La Cour des comptes doute de l’ambition verte de la PAC

Cet article fait partie de l'édition spéciale Une nouvelle CAP plus efficace et climato-compatible.

La complémentarité de la Politique agricole commune post-2020 avec les objectifs de lutte contre le changement climatique reste un grand défi, estime la Cour des comptes de l’UE.

Le 7 novembre, la Cour des comptes de l’UE (CCE) a publié son avis sur la proposition de la Commission européenne en matière de Politique agricole commune et lui a reproché de manquer d’ambition pour ce qui est des objectifs climatiques et environnementaux.

« Les auditeurs reconnaissent que la réforme proposée inclut des outils pour atteindre ces objectifs ; mais ceux-ci ne sont ni clairement définis ni traduits en des objectifs quantifiés. Reste donc toujours à savoir comment une PAC plus verte pourrait être évaluée ou mesurée », assure la CCE.

João Figueiredo, membre de la Cour responsable de l’avis de la CCE sur la Politique agricole commune (PAC), estime que la complémentarité de la PAC avec les politiques d’atténuation et de lutte contre le changement climatique reste un défi.

« Notre avis souligne le risque que la proposition actuelle ne contribue pas suffisamment à ces politiques », a-t-il déclaré.

La CCE avait prévenu la Commission en mars dernier, en publiant une opinion disant que les futures dépenses liées à l’agriculture devaient se baser sur des objectifs de performance ambitieux et pertinents.

« Les fonds doivent aussi être dépensés là où ils peuvent apporter à l’UE une forte valeur ajoutée », avait indiqué la Cour.

Bruxelles ne peut pas tout décider

De son côté, la Commission européenne estime qu’elle ne peut pas concevoir chaque détail de la politique agricole à travers l’Europe depuis Bruxelles.

Lors d’une conférence organisée par Fertilizers Europe Tasos Haniotis, responsable à la direction générale de l’agriculture à la Commission européenne, a défendu les propositions de l’exécutif pour la prochaine PAC. Pour lui, ce qui est crucial, c’est un changement de mentalités.

« Le challenge est de développer un cadre règlementaire qui tentera de dissiper les tensions entre simplification et subsidiarité.

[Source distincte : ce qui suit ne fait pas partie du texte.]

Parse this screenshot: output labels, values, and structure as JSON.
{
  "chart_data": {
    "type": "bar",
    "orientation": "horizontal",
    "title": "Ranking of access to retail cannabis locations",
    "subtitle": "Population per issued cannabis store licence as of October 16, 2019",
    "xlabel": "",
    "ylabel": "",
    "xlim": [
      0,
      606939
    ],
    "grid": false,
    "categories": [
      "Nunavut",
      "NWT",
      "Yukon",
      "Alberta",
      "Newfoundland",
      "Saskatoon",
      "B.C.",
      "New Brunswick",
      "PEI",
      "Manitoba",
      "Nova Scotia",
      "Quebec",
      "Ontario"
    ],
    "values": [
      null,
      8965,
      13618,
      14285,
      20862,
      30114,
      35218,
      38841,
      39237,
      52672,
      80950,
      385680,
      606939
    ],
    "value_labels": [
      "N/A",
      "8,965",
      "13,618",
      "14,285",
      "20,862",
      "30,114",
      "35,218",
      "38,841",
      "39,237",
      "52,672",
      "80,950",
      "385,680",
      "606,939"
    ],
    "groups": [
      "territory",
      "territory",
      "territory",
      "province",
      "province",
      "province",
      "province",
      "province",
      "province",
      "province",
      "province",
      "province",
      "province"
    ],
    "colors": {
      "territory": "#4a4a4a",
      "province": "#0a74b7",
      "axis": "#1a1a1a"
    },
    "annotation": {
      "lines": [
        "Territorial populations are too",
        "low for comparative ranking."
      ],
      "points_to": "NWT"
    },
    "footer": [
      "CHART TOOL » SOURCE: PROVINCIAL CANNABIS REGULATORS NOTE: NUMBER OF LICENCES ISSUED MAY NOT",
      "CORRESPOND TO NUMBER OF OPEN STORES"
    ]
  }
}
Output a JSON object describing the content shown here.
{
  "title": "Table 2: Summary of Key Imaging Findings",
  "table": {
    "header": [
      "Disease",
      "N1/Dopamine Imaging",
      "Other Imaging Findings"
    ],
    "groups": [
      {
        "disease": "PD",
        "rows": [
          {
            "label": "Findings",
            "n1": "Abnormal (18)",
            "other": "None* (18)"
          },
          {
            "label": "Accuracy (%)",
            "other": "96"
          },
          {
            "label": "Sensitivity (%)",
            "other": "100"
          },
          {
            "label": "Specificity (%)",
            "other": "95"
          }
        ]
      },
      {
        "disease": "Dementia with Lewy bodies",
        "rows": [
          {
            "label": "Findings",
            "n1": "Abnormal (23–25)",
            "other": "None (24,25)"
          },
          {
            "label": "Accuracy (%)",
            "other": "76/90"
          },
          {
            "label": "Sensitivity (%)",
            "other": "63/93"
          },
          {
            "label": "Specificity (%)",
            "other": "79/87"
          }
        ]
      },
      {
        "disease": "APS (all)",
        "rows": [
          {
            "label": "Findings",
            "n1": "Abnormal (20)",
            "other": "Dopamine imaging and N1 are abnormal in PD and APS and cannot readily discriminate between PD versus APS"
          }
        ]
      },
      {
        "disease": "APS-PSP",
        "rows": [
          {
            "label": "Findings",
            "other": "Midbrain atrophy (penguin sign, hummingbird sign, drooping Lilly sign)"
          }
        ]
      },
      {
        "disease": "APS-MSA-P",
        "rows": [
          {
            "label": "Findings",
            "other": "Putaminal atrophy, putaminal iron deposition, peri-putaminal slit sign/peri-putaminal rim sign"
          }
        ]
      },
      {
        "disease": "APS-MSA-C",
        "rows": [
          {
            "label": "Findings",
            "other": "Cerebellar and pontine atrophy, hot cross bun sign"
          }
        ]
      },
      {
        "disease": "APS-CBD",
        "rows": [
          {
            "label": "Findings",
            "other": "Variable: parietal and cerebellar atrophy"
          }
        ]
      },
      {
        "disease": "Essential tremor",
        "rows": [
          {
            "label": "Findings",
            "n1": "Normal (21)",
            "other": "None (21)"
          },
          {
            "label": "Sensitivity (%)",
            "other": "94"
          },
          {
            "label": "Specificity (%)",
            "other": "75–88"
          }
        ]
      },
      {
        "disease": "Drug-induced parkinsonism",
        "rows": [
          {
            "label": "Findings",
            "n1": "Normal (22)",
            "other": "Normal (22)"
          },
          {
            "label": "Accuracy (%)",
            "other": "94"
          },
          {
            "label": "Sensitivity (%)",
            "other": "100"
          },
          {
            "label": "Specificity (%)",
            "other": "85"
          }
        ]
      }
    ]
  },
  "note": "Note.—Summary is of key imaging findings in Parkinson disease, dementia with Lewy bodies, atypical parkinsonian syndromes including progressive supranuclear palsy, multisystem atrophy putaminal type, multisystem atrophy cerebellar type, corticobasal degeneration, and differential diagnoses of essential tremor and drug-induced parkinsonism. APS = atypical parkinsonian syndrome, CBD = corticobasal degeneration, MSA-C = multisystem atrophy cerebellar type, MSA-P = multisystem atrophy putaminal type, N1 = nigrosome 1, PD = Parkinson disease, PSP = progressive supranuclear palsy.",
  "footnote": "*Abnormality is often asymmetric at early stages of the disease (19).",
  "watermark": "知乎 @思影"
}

Nous ne pouvons pas, à Bruxelles, élaborer dans les moindres détails ce que les agriculteurs doivent faire sur le terrain », estime Tasos Haniotis.

Les nouvelles propositions de la Commission donnent plus de souplesse aux États membres pour mettre en oeuvre la PAC et promeut une approche sur mesure ajustée aux besoins agricoles et circonstances de chaque pays de l’UE.

Les États membres devront soumettre leur stratégie nationale en la matière avant fin décembre.

Plusieurs parties prenantes ont exprimé leurs inquiétudes quant au nouveau modèle de la Commission. Selon elles, il risque de renationaliser la politique. De l’autre côté, la Commission insiste sur le fait que c’est la seule manière d’avancer, étant donné la différence des besoins agricoles des États membres.

Faisant référence à l’avis de la CCE, Tasos Haniotis a déclaré que l’exécutif avait développé une vision pour l’avenir de la PAC autour de neuf objectifs et basée sur le passage de la conformité à la performance.

« Les objectifs climatiques sont des cibles que les États membres doivent atteindre au niveau national et qui ne sont pas spécifiques à l’agriculture mais à plusieurs secteurs », a-t-il insisté.

« Ce que nous allons faire est d’abord évaluer si les besoins des États membres présentés [dans la stratégie nationale] sont cohérents et suivre ensuite les progrès des pays et voir s’ils ont atteint leurs objectifs », a ajouté le responsable européen.

Pour lui, savoir comment les agriculteurs mettent précisément cela en place n’est pas important. « Ce qui est important est d’avoir une évaluation au niveau régional et national, de savoir quel est le point de départ des États membres, d’où ils veulent parvenir dans trois ans et jusqu’où ils iront à la fin de la période de la PAC », a-t-il souligné.